Of course you can blame it all on addictive personalities. (He wasn't my ex because I lost the decision making process, for reference. He actually quit doing it once I demanded it). Anyone can blame anything on anything.
EVE works basically the same way though, if you want supershiny you need the ability/time to invest. Some games have worse "alarm clocks" than others - Eastern MMOs are famous for them Rising Force was a bit insane with Chip War every 8 hours.. the logical reason is this way every time zone can participate in a chip war. That's not how it works out once you combine humans into the programming. Some games don't bother with it and do end up, to gamers "too easy", or not much of a game at all. Different than balancing enjoyment with challenge and advancement in say, a tabletop GMing sort of way, computer games have profit margin stuffed into the calculation also. Guess which one wins in importance.

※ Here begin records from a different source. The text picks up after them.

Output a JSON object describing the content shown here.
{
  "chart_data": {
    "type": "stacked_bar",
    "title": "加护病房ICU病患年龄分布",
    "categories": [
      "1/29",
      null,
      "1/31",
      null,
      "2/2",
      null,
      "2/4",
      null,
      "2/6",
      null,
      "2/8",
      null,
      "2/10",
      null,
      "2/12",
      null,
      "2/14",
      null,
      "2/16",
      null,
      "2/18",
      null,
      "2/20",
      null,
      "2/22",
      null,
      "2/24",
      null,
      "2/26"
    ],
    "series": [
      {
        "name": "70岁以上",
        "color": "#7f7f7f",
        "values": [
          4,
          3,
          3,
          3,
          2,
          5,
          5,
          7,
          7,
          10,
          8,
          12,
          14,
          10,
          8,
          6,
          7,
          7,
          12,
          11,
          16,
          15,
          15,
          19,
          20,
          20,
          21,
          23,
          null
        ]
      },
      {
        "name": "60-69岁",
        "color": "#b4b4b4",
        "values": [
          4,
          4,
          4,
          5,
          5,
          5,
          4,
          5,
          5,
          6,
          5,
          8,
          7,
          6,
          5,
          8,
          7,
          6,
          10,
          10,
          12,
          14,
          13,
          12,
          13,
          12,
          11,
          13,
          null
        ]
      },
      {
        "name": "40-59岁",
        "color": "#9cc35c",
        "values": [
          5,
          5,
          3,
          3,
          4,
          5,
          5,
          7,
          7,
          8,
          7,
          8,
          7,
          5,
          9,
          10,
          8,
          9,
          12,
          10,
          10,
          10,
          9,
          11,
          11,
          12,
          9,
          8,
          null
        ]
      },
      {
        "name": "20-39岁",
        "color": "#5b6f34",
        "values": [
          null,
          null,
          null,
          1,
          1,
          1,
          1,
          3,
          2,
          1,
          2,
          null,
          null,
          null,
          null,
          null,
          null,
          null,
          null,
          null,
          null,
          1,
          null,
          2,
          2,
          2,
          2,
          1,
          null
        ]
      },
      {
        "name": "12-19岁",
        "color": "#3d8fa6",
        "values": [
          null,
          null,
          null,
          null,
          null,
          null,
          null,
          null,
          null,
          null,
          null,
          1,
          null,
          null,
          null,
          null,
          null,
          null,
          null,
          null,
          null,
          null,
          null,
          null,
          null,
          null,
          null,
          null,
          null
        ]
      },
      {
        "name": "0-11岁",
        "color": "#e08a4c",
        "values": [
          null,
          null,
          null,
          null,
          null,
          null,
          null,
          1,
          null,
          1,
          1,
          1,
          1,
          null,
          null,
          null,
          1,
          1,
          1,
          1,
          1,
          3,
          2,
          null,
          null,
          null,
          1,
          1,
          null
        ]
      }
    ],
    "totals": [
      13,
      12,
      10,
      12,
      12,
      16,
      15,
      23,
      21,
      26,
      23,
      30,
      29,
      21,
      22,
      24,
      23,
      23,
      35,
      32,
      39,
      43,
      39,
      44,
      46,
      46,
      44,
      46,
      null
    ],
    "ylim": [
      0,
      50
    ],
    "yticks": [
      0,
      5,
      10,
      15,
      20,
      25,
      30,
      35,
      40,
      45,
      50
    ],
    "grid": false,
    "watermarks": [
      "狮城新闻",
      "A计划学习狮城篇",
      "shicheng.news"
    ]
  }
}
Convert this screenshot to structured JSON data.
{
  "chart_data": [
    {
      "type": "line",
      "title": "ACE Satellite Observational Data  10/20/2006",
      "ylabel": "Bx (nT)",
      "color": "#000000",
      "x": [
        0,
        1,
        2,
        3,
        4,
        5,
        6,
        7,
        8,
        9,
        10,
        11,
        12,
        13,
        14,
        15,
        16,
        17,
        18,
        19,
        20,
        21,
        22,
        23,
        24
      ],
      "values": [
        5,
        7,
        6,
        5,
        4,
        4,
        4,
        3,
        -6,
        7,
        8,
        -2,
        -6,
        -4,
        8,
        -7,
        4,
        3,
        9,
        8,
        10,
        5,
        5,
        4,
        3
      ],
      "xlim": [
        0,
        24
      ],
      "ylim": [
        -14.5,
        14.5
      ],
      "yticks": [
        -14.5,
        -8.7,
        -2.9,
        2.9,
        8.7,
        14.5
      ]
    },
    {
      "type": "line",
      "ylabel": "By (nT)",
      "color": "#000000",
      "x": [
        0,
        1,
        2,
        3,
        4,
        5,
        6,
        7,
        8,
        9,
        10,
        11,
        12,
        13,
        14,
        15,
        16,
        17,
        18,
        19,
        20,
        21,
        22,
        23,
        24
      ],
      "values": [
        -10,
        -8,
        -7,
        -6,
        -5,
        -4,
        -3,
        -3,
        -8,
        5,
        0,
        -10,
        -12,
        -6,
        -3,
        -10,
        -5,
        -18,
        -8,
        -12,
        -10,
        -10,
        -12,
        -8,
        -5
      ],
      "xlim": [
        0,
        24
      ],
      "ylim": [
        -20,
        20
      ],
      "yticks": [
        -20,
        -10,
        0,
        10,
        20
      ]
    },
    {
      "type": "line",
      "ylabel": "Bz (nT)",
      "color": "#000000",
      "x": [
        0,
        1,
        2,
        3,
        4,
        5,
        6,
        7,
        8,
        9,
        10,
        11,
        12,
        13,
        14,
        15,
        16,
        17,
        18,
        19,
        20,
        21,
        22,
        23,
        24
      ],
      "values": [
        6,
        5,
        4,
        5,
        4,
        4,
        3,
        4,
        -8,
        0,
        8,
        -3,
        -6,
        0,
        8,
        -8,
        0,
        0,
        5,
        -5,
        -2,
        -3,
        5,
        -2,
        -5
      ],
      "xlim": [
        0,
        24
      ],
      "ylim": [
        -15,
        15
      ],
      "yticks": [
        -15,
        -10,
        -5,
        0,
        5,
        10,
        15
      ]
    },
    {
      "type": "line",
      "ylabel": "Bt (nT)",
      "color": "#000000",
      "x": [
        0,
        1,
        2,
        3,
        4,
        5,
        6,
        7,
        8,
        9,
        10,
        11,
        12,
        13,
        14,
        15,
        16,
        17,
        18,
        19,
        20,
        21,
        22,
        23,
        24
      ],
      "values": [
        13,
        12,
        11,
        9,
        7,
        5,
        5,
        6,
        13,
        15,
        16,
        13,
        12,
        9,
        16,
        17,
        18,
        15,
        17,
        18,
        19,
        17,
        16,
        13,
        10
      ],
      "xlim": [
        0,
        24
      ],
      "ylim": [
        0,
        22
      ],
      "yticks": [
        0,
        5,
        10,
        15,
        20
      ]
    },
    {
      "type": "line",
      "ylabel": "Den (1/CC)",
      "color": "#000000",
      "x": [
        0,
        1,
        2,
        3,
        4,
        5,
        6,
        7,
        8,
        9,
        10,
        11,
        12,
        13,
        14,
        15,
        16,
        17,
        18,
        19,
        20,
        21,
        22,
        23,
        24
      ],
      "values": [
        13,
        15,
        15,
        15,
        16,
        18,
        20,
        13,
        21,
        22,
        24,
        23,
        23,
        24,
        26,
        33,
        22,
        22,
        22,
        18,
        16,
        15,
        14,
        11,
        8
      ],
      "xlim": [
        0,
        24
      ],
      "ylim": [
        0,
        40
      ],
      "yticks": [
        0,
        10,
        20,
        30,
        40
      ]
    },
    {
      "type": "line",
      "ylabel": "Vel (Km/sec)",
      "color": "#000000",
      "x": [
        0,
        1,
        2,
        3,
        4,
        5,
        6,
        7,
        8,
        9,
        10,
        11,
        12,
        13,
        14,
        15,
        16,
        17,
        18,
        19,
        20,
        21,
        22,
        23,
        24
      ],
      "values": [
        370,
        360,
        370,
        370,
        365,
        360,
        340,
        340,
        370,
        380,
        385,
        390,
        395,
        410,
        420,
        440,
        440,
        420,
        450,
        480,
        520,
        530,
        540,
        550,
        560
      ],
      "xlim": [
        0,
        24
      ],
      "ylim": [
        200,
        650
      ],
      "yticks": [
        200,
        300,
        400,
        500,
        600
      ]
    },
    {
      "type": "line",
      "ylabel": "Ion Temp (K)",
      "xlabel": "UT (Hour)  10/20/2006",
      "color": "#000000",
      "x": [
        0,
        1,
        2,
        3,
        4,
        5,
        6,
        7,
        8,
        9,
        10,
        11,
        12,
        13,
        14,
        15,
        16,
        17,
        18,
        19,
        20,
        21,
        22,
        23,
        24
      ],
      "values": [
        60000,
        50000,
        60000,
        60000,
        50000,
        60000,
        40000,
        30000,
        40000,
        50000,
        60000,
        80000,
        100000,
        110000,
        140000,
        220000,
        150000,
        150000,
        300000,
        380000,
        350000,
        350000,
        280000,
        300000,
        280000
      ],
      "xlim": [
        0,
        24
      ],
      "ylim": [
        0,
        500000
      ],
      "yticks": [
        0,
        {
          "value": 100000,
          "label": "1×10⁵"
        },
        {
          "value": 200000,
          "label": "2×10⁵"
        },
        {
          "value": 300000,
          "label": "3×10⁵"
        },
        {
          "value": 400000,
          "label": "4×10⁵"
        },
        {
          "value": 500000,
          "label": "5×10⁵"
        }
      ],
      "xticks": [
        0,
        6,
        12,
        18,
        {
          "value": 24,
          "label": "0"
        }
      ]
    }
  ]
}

And that's the deal, really. People are as much a part of an MMO as the code, with all of their individual eccentricies and their common behaviors. So when you look at something in a code and say "the player should be more responisble" -- the coder made an opportunity specifically for a player to not be responsible because they added what translates as digital cocaine in ther hopes the subs would keep rolling in (and its well known what success does in the pleasure centers of people's brains -- game designers use gimmicks like that specifically for player retention, etc. It's a formula that I wish I could find the paper that was written on it, but "fun" isn't even one of the variables.)
Being angry about the a viewpoint on the truth and throwing excuses is like being pissed at a friend for becoming an alcoholic when you always met him in the bar.
(edit: specially when we're all sitting in here bitching about the taste and price of liquor these days)
MMOs are designed: to get X dollars a month subscriptions, or get people to spend X dollars a month the cash shop. The fun part is almost optional.